01/01/2023

Só desgraças

Antevéspera de Ano Novo e a desgraçadinha do costume a sentir um incómodo todo o dia, idas ao chichi de vinte em vinte minutos, ai isto são nervos (mas de que mais?), ai ando a beber demasiada água, ai devo estar a ficar incontinente, depois era aquela dorzinha, aquela vontade de desmaiar na loja — pudera, quem não, com um casal horrendo à minha frente com dois filhos horrendos a demorarem uma eternidade para trocarem não sei que merda por um sutiã de cetim azul escuro com uma rendinha parolíssima, pináculo da sensualidade para ele (?), que dançava (pessimamente) ao som da música ambiente da loja —, todo um cenário que me disse: “Vai ao hospital, histérica, depois mete-se o Ano Novo [aprecio a expressão] e já a tua infecção te chegou ao cérebro”, porque eu sou eu e eu sou essa, que anda sempre a desafiar a septicémia, e foi assim que, à hora de jantar, pouco mais ou menos, vi na nettinha qual o que levava menos tempo a atender-me e ala para as Descobertas, qual conquistador. Lá chegada, sou logo avisada que, afinal, o tempo de espera são duas horas. Bem gemi ao enfermeiro que necessitava de uma pulseira amarela (até porque combinava melhor com o vestido do dia), mas o implacável algemou-me com uma verde. Há-de ser lagarto, com certeza. Ou estava nauseado por estar a trabalhar na antevéspera de Ano Novo, esquecido do quão aborrecido é estar doente nesse mesmo dia. Se calhar, preferia trocar comigo.
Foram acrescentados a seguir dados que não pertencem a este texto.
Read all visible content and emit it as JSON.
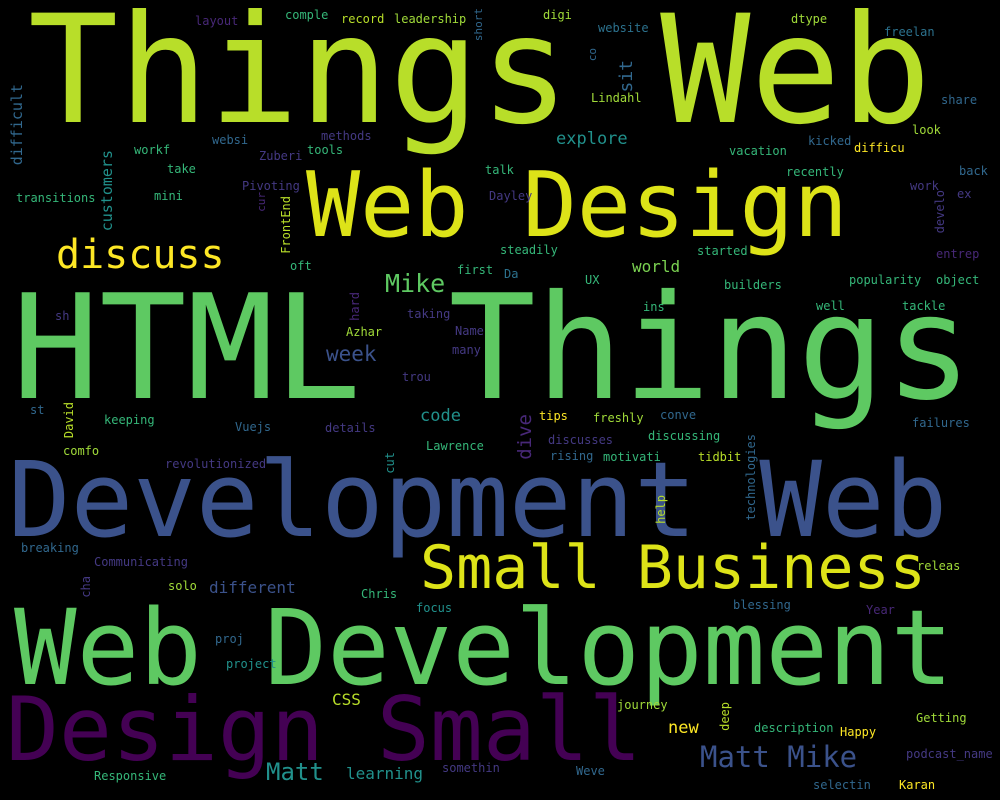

Aguardei exactamente duas horas, durante as quais aturei um excitado casal italiano, que berrava e gargalhava, ou seja, me impediu de, ao menos, dormitar um nico. Estou neste ponto de velhice. O excitado tinha pulseira amarela, o que me levou a concluir pela xenofobia do enfermeiro da triagem em relação à minha pessoa. Depois fui atendida por um médico em cerca de quatro minutos, que confirmou o meu diagnóstico e me receitou, assim como me mandou fazer urinocultura. O enfermeiro que me recebeu apresentou-me um frasquinho anatomicamente adequado para recolher urina a um recém-nascido rapaz, e perguntou-me assim: “Já alguma vez fez colheita de urina asséptica?”, veio-me a vontadinha de responder: “Fiz quatro cesarianas, quimioterapia, radioterapia, tamponamento nasal e mais mil porras, mas realmente recolher urina é que nunca”. Ao invés, respondi: “Sim. Tenho que me lavar primeiro, deitar fora as primeiras pingas de chichi e depois encher esse frasquinho minúsculo, no qual me será impossível acertar”. Afinal, não. O homem explicou-me todo o processo com uns pormenores sórdidos de tal forma, que só pensei: “Não acredito que estou a ter esta conversa com um estranho”. Depois de praticar diversas posições de ioga na casa de banho do hospital, fui aviar a receita do médico, tomei o antibiótico e, passada uma hora e meia, já em casa, tive um ataque de frio que me pôs os dentes a bater como castanholas e me levou a ponderar que me finaria em breve, tipo em minutos, mas isto já no dia 31. Mesmo à parva, falecer no último dia do ano. Pelo menos, fiquei a saber o que sente uma pessoa que morre de frio. 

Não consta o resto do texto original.